A many-body index for quantum charge transport

TL;DR

This paper introduces a new integer-valued index for many-body quantum systems that quantifies charge transport and unifies several known phenomena, including quantum Hall conductance and the Lieb-Schultz-Mattis theorem.

Contribution

It defines a stable, perturbation-resistant index for charge transport in many-body systems, connecting various physical phenomena under a unified framework.

Findings

The index reduces to known cases like non-interacting fermions and charge density.

It provides a new proof of quantized Hall conductance in interacting systems.

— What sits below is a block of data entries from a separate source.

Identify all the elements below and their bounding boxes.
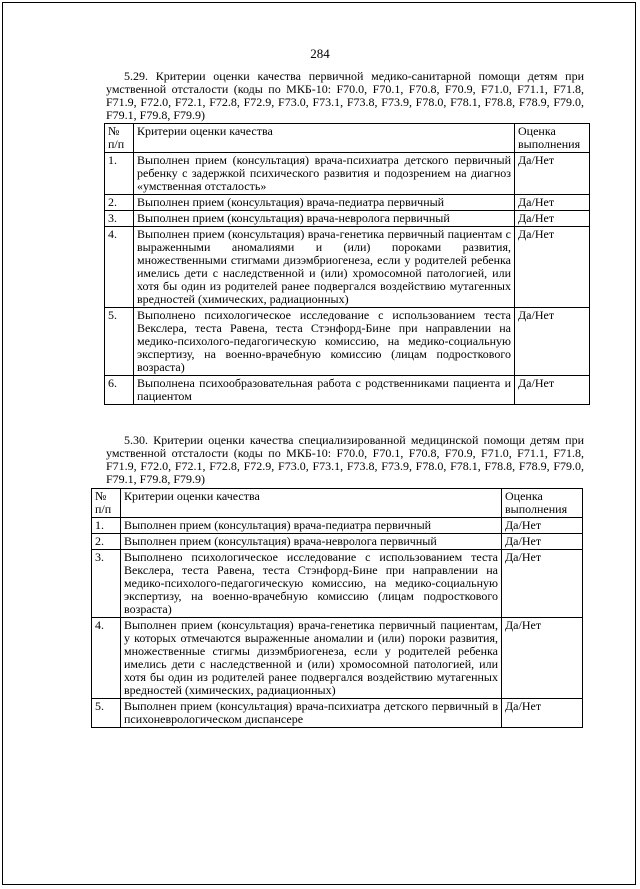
table-row (92, 699, 583, 728)
row-criteria: Выполнено психологическое исследование с использованием теста Векслера, теста Равена, теста Стэнфорд-Бине при направлении на медико-психолого-педагогическую комиссию, на медико-социальную экспертизу, на военно-врачебную комиссию (лицам подросткового возраста) (134, 308, 515, 376)
row-criteria: Выполнено психологическое исследование с использованием теста Векслера, теста Равена, теста Стэнфорд-Бине при направлении на медико-психолого-педагогическую комиссию, на медико-социальную экспертизу, на военно-врачебную комиссию (лицам подросткового возраста) (121, 550, 502, 618)
table-row (92, 618, 583, 699)
row-criteria: Выполнена психообразовательная работа с родственниками пациента и пациентом (134, 376, 515, 405)
row-score: Да/Нет (515, 195, 590, 211)
table-body-5-30 (92, 489, 583, 728)
row-num: 3. (92, 550, 121, 618)
row-criteria: Выполнен прием (консультация) врача-педиатра первичный (134, 195, 515, 211)
page-number: 284 (310, 46, 330, 61)
section-5-29-title: 5.29. Критерии оценки качества первичной медико-санитарной помощи детям при умственной отсталости (коды по МКБ-10: F70.0, F70.1, F70.8, F70.9, F71.0, F71.1, F71.8, F71.9, F72.0, F72.1, F72.8, F72.9, F73.0, F73.1, F73.8, F73.9, F78.0, F78.1, F78.8, F78.9, F79.0, F79.1, F79.8, F79.9) (106, 69, 584, 122)
row-criteria: Выполнен прием (консультация) врача-невролога первичный (121, 534, 502, 550)
row-num: 2. (105, 195, 134, 211)
row-criteria: Выполнен прием (консультация) врача-невролога первичный (134, 211, 515, 227)
table-header-row (105, 124, 590, 153)
table-header-row (92, 489, 583, 518)
row-score: Да/Нет (515, 227, 590, 308)
header-criteria: Критерии оценки качества (121, 489, 502, 518)
table-row (105, 195, 590, 211)
row-score: Да/Нет (502, 518, 583, 534)
table-row (105, 227, 590, 308)
header-num: № п/п (105, 124, 134, 153)
table-row (92, 518, 583, 534)
row-score: Да/Нет (515, 376, 590, 405)
row-num: 1. (92, 518, 121, 534)
header-num: № п/п (92, 489, 121, 518)
table-row (105, 211, 590, 227)
row-score: Да/Нет (502, 618, 583, 699)
row-score: Да/Нет (515, 211, 590, 227)
row-num: 4. (105, 227, 134, 308)
row-num: 5. (105, 308, 134, 376)
table-row (105, 376, 590, 405)
section-5-30-title: 5.30. Критерии оценки качества специализированной медицинской помощи детям при умственной отсталости (коды по МКБ-10: F70.0, F70.1, F70.8, F70.9, F71.0, F71.1, F71.8, F71.9, F72.0, F72.1, F72.8, F72.9, F73.0, F73.1, F73.8, F73.9, F78.0, F78.1, F78.8, F78.9, F79.0, F79.1, F79.8, F79.9) (106, 433, 584, 486)
table-row (92, 534, 583, 550)
row-num: 3. (105, 211, 134, 227)
criteria-table-5-29 (104, 123, 590, 405)
table-row (105, 308, 590, 376)
row-score: Да/Нет (502, 534, 583, 550)
row-num: 6. (105, 376, 134, 405)
header-criteria: Критерии оценки качества (134, 124, 515, 153)
criteria-table-5-30 (91, 488, 583, 728)
header-score: Оценка выполнения (515, 124, 590, 153)
row-num: 4. (92, 618, 121, 699)
header-score: Оценка выполнения (502, 489, 583, 518)
row-score: Да/Нет (502, 699, 583, 728)
row-criteria: Выполнен прием (консультация) врача-педиатра первичный (121, 518, 502, 534)
row-criteria: Выполнен прием (консультация) врача-генетика первичный пациентам с выраженными аномалиями и (или) пороками развития, множественными стигмами дизэмбриогенеза, если у родителей ребенка имелись дети с наследственной и (или) хромосомной патологией, или хотя бы один из родителей ранее подвергался воздействию мутагенных вредностей (химических, радиационных) (134, 227, 515, 308)
row-score: Да/Нет (515, 308, 590, 376)
table-body-5-29 (105, 124, 590, 405)
table-row (105, 153, 590, 195)
row-num: 2. (92, 534, 121, 550)
row-num: 5. (92, 699, 121, 728)
row-criteria: Выполнен прием (консультация) врача-психиатра детского первичный ребенку с задержкой психического развития и подозрением на диагноз «умственная отсталость» (134, 153, 515, 195)
row-score: Да/Нет (502, 550, 583, 618)
table-row (92, 550, 583, 618)
row-criteria: Выполнен прием (консультация) врача-психиатра детского первичный в психоневрологическом диспансере (121, 699, 502, 728)
row-score: Да/Нет (515, 153, 590, 195)
row-criteria: Выполнен прием (консультация) врача-генетика первичный пациентам, у которых отмечаются выраженные аномалии и (или) пороки развития, множественные стигмы дизэмбриогенеза, если у родителей ребенка имелись дети с наследственной и (или) хромосомной патологией, или хотя бы один из родителей ранее подвергался воздействию мутагенных вредностей (химических, радиационных) (121, 618, 502, 699)
row-num: 1. (105, 153, 134, 195)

It recovers the Lieb-Schultz-Mattis theorem as a special case.

Abstract

We propose an index for pairs of a unitary map and a clustering state on many-body quantum systems. We require the map to conserve an integer-valued charge and to leave the state, e.g. a gapped ground state, invariant. This index is integer-valued and stable under perturbations. In general, the index measures the charge transport across a fiducial line. We show that it reduces to (i) an index of projections in the case of non-interacting fermions, (ii) the charge density for translational invariant systems, and (iii) the quantum Hall conductance in the two-dimensional setting without any additional symmetry. Example (ii) recovers the Lieb-Schultz-Mattis theorem, and (iii) provides a new and short proof of quantization of Hall conductance in interacting many-body systems.